COTS units are available from all the major vendors and now low-cost units are appearing from the ODMs that service the large cloud providers, offering a way to buy high-quality gear while saving considerably. As a result we can expect the cost of purchased hardware to drop considerably over the next two years.

Network switches are candidates for the new software-defined network approach, where most of the “smarts” of the switch software migrate into the virtual server pool, making the physical switches simpler and cheaper.

Storage, in the end, is a game of drives. The cloud providers all buy direct, but you’ll find that drives in distribution are much cheaper than proprietary drives from major server/storage vendors. The limitation is that some of these traditional vendors require the proprietary drives, which have an identification code built in, so be careful if you wish to use the distribution approach.

Hyper-converged systems are a variant of the COTS approach. The evolution of SSDs has shrunk the array from 60 drives down to an appliance with 12 drive bays, which in effect is the same configuration as a server. It was a no-brainer to take the step to unify storage and server boxes and that’s hyper-convergence in a nutshell.

Hardware doesn’t make a cloud, however. Without some very specific pieces of software, we’d just have business as usual. These are commonly called the cloud stack, though the typical stack isn’t monolithic or off-the-shelf yet. Almost everyone looking at a private cloud is using OpenStack, an open-source development that is maturing quickly, though Microsoft’s Azure is piloting a cut-down version of its cloud.

OpenStack provides orchestration software that controls creation and tear-down of virtual machines and also the resilient operation that protects against server failures.

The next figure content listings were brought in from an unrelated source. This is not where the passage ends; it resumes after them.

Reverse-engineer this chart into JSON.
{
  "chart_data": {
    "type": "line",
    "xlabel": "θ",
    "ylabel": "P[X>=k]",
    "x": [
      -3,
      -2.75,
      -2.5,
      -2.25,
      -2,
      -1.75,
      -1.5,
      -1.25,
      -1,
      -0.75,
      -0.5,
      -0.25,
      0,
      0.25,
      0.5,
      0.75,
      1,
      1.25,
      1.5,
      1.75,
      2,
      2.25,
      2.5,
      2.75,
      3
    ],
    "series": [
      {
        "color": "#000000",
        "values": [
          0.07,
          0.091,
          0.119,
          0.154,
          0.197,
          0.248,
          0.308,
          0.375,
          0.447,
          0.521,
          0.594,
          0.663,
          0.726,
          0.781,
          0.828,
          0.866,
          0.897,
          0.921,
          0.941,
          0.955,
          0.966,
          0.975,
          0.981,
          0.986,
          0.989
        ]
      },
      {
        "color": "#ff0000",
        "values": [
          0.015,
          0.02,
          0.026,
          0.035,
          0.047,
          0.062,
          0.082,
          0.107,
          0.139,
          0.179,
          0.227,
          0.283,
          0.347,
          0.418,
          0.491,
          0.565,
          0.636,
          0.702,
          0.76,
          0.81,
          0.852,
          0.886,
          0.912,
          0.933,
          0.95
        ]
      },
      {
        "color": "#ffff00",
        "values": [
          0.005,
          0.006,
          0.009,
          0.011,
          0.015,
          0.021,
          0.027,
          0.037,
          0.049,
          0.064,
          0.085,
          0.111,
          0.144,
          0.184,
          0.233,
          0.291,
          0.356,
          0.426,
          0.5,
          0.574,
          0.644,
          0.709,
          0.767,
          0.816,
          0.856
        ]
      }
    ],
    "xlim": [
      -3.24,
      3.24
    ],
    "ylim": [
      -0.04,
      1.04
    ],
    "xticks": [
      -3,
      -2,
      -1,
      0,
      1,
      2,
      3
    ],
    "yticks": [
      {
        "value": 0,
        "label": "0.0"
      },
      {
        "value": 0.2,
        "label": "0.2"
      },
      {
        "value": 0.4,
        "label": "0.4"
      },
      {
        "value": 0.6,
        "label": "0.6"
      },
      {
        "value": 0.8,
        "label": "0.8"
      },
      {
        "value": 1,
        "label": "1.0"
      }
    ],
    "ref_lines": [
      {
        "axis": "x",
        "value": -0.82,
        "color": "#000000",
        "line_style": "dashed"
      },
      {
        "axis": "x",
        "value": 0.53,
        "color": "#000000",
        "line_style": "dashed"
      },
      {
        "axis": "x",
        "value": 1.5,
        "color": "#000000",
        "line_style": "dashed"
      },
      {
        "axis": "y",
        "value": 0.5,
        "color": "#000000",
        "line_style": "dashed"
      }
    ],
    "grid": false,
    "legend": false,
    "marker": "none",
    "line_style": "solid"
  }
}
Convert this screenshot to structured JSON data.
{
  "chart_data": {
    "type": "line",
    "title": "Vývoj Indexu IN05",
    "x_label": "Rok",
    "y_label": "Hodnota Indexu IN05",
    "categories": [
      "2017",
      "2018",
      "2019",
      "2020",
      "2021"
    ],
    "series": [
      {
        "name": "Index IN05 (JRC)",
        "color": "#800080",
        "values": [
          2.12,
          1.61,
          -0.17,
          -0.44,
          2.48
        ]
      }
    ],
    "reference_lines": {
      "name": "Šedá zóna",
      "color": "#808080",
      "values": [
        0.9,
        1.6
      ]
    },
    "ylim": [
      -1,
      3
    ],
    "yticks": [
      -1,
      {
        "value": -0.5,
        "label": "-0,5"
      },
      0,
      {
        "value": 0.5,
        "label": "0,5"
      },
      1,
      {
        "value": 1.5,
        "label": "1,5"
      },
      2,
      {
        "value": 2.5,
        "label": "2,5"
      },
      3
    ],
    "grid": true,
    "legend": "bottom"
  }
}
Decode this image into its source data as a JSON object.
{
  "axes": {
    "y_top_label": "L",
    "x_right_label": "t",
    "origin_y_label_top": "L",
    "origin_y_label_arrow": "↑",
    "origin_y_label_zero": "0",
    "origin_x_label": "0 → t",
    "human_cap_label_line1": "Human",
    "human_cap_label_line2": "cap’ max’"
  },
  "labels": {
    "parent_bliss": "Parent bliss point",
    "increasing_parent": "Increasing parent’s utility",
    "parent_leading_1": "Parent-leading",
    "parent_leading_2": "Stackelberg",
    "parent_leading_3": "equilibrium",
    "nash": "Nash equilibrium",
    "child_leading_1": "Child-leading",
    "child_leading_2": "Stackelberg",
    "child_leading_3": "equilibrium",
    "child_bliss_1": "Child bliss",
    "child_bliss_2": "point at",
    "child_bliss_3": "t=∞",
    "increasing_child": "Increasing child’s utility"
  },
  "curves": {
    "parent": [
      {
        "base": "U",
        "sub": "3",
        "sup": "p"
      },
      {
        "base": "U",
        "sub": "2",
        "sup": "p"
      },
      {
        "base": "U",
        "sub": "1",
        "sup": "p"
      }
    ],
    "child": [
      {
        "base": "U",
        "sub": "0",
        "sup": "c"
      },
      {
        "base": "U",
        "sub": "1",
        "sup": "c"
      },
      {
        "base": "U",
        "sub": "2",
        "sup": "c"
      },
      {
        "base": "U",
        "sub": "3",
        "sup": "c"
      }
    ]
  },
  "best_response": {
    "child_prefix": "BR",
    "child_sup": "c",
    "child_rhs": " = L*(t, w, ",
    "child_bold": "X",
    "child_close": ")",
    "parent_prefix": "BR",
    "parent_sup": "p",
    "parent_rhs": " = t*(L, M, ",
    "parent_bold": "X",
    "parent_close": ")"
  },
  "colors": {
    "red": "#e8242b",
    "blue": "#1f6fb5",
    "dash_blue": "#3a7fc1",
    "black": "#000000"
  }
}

It allows the creation of virtual server and VLANs and supports connections to other tools in the OpenStack family. These include storage and authentication services, messaging and databases.

Setting up OpenStack can be a challenge. Many of the pilot projects stall with small cluster sizes due to difficulties with software configuration, especially in networking. With this in mind, several companies are delivering software tools that automate cloud-building and then help manage resources out over time, so that adding storage or servers is near seamless. In a real sense, they provide the OpenStack experts you need to cover that period when in-house expertise is just building, but they also provide time-savings and error avoidance in later phases of the cloud.

One of the values of the hybrid approach is cloud-bursting, where a job stream overflows its resources and public cloud instances can be invoked to take up the excess load. Cloud-bursting needs careful data management. You don’t want to be loading terabyte size files into the public cloud and delaying start-up. Solutions include sharding data sets to keep some work in the cloud or to limit updates that need to be sent. While there aren’t yet good automation tools for this, manual sharding is often good enough.

Among other critical issues to consider in setting up a hybrid, the need for version control discipline is high on the list. It’s easy to leave old images lying around, especially in public clouds. Joining these with newer code in a cloud-burst can cause errors or, even worse, open up an attack surface.

With hybrid clouds having multiple departmental users setting up and running their own virtual machines and app mashups, consider restricting the repositories they use for code pulls and install software to validate signatures on downloaded items. A certified in-house image library is a good way to do this.

Finally, there’s a great deal of discussion and many useful blogs around the hybrid cloud. The concept is still new and the community is a good source for up-to-the-minute information on issues and how to avoid or recover from them.